MINISTÈRE TRANSITOIRE
Quand tout le monde vous ment en permanence, le résultat n’est pas que vous croyez ces mensonges mais que plus personne ne croit plus rien. Un peuple qui ne peut plus rien croire ne peut se faire une opinion. Il est privé non seulement de sa capacité d’agir mais aussi de sa capacité de penser et de juger.
— Hannah Arendt
Dans La condition de l’homme moderne (1958), Hannah Arendt distingue trois formes d’activité humaine :
Le travail, qui répond aux besoins biologiques et assure la survie matérielle.
L’œuvre, qui produit des objets durables et façonne le monde que nous habitons.
L’action, qui relève de la parole collective, fondement du politique et de la liberté.
Le Musée Transitoire active ces trois dimensions à travers la création d’un Ministère, interrogeant la notion de valeur, non seulement économique, mais aussi éthique et politique. L’action devient alors espace de résistance face aux formes insidieuses de totalitarisme contemporain.

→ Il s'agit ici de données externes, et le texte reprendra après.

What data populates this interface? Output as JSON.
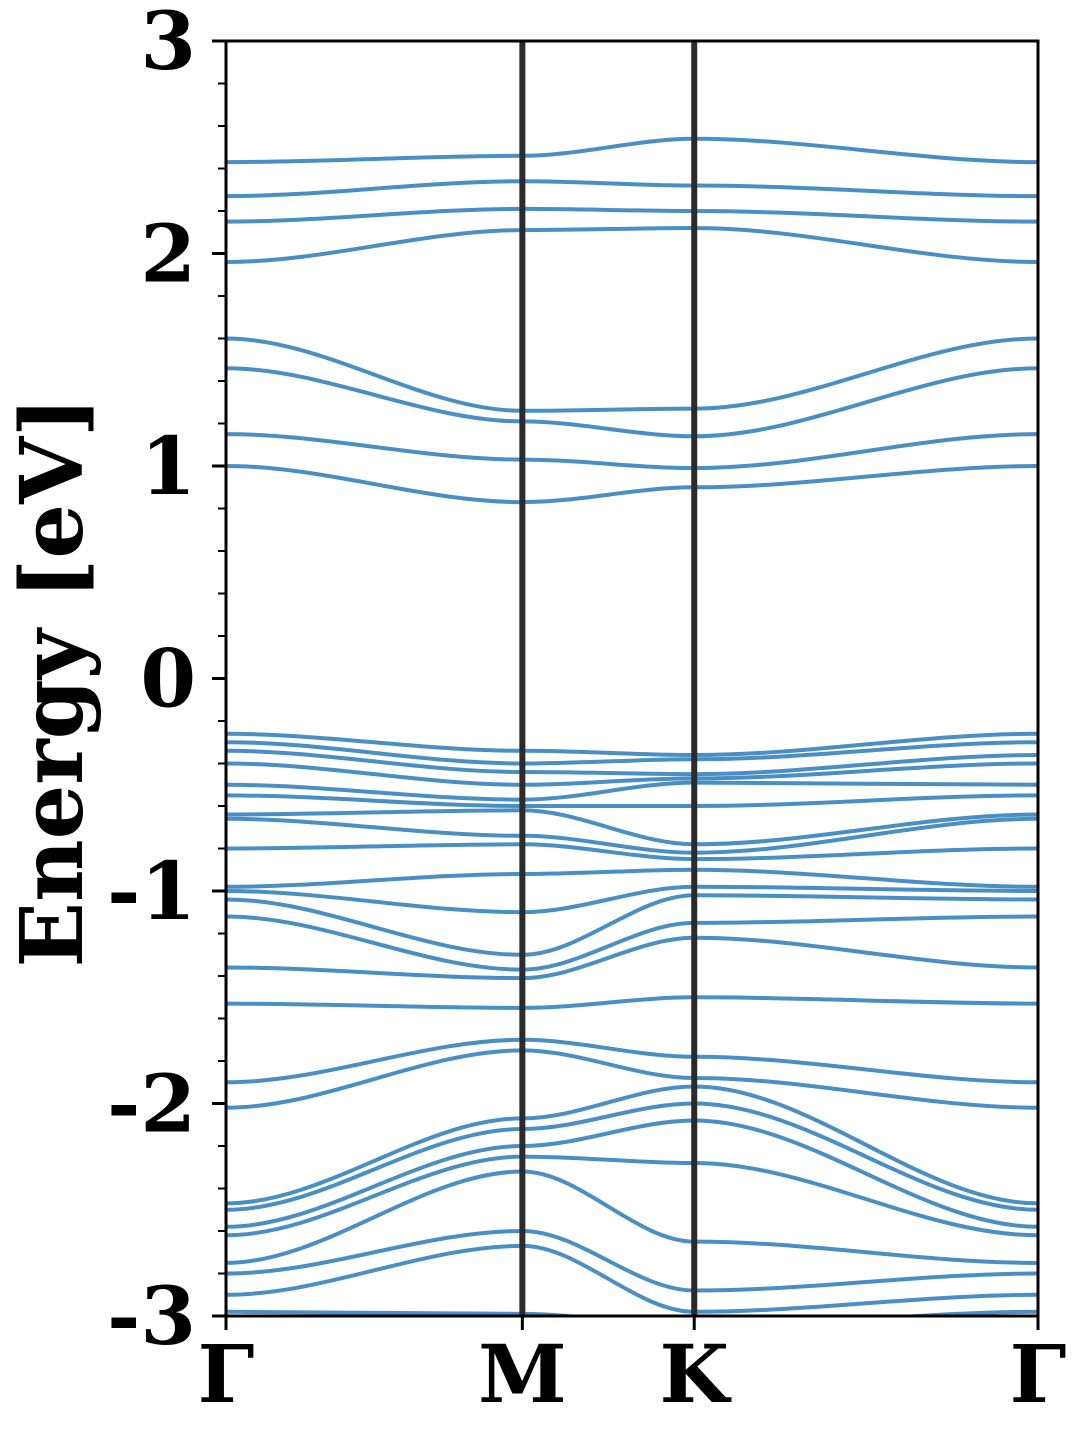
{
  "chart_data": {
    "type": "line",
    "ylabel": "Energy [eV]",
    "xlabel": "",
    "ylim": [
      -3,
      3
    ],
    "yticks": [
      -3,
      -2,
      -1,
      0,
      1,
      2,
      3
    ],
    "yticks_labels": [
      "-3",
      "-2",
      "-1",
      "0",
      "1",
      "2",
      "3"
    ],
    "grid": false,
    "legend": "none",
    "x_path": [
      0,
      1,
      1.58,
      2.74
    ],
    "kpoints": [
      {
        "label": "Γ",
        "x": 0
      },
      {
        "label": "M",
        "x": 1
      },
      {
        "label": "K",
        "x": 1.58
      },
      {
        "label": "Γ",
        "x": 2.74
      }
    ],
    "band_color": "#3a86bf",
    "divider_color": "#2b2b2b",
    "bands": [
      {
        "values": [
          2.43,
          2.46,
          2.54,
          2.43
        ]
      },
      {
        "values": [
          2.27,
          2.34,
          2.32,
          2.27
        ]
      },
      {
        "values": [
          2.15,
          2.21,
          2.2,
          2.15
        ]
      },
      {
        "values": [
          1.96,
          2.11,
          2.12,
          1.96
        ]
      },
      {
        "values": [
          1.6,
          1.26,
          1.27,
          1.6
        ]
      },
      {
        "values": [
          1.46,
          1.21,
          1.14,
          1.46
        ]
      },
      {
        "values": [
          1.15,
          1.03,
          0.99,
          1.15
        ]
      },
      {
        "values": [
          1.0,
          0.83,
          0.9,
          1.0
        ]
      },
      {
        "values": [
          -0.26,
          -0.34,
          -0.36,
          -0.26
        ]
      },
      {
        "values": [
          -0.3,
          -0.4,
          -0.38,
          -0.3
        ]
      },
      {
        "values": [
          -0.34,
          -0.44,
          -0.45,
          -0.36
        ]
      },
      {
        "values": [
          -0.4,
          -0.5,
          -0.47,
          -0.4
        ]
      },
      {
        "values": [
          -0.5,
          -0.57,
          -0.49,
          -0.5
        ]
      },
      {
        "values": [
          -0.55,
          -0.6,
          -0.6,
          -0.55
        ]
      },
      {
        "values": [
          -0.64,
          -0.62,
          -0.78,
          -0.64
        ]
      },
      {
        "values": [
          -0.66,
          -0.74,
          -0.82,
          -0.66
        ]
      },
      {
        "values": [
          -0.8,
          -0.78,
          -0.85,
          -0.8
        ]
      },
      {
        "values": [
          -0.98,
          -0.92,
          -0.9,
          -0.98
        ]
      },
      {
        "values": [
          -1.0,
          -1.1,
          -0.98,
          -1.0
        ]
      },
      {
        "values": [
          -1.04,
          -1.3,
          -1.02,
          -1.04
        ]
      },
      {
        "values": [
          -1.12,
          -1.37,
          -1.15,
          -1.12
        ]
      },
      {
        "values": [
          -1.36,
          -1.41,
          -1.22,
          -1.36
        ]
      },
      {
        "values": [
          -1.53,
          -1.55,
          -1.5,
          -1.53
        ]
      },
      {
        "values": [
          -1.9,
          -1.7,
          -1.78,
          -1.9
        ]
      },
      {
        "values": [
          -2.02,
          -1.75,
          -1.88,
          -2.02
        ]
      },
      {
        "values": [
          -2.47,
          -2.07,
          -1.92,
          -2.47
        ]
      },
      {
        "values": [
          -2.5,
          -2.12,
          -2.0,
          -2.5
        ]
      },
      {
        "values": [
          -2.58,
          -2.2,
          -2.08,
          -2.58
        ]
      },
      {
        "values": [
          -2.62,
          -2.25,
          -2.28,
          -2.62
        ]
      },
      {
        "values": [
          -2.75,
          -2.32,
          -2.65,
          -2.75
        ]
      },
      {
        "values": [
          -2.8,
          -2.6,
          -2.88,
          -2.8
        ]
      },
      {
        "values": [
          -2.9,
          -2.67,
          -2.98,
          -2.9
        ]
      },
      {
        "values": [
          -2.98,
          -2.99,
          -3.05,
          -2.98
        ]
      }
    ]
  }
}
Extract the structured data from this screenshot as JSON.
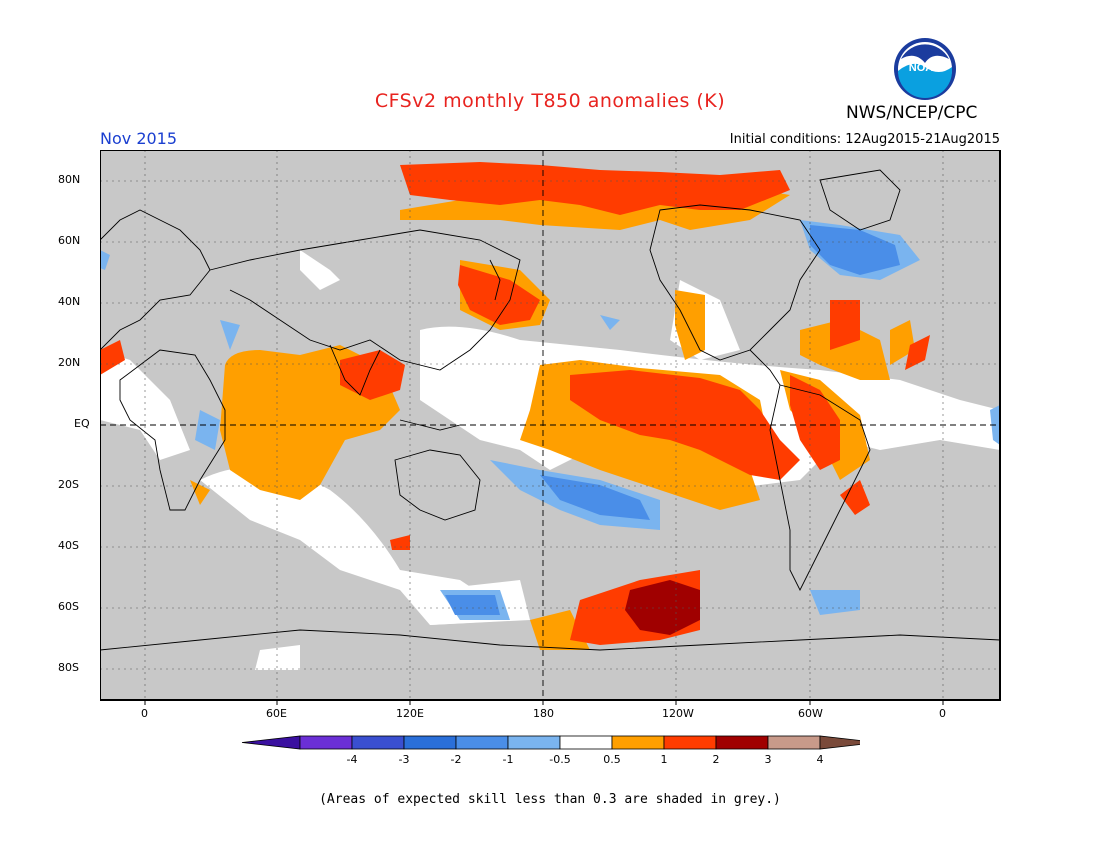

La quatrième édition du Musée Transitoire se structure comme une collection de faits divers qui témoignent des tensions actuelles : multiplication des crises politiques et sociales, désinformation et banalisation des discours autoritaires.
À travers ces événements, souvent perçus comme anecdotiques, se dessine un paysage qui accélère une montée progressive des systèmes totalitaires. L’exposition invite à explorer ces tensions et contradictions. Elle pose la question d’un possible épuisement des systèmes en place et d’une reconstruction sur des bases nouvelles, pour redéfinir les relations entre individu•e, collectif et structure.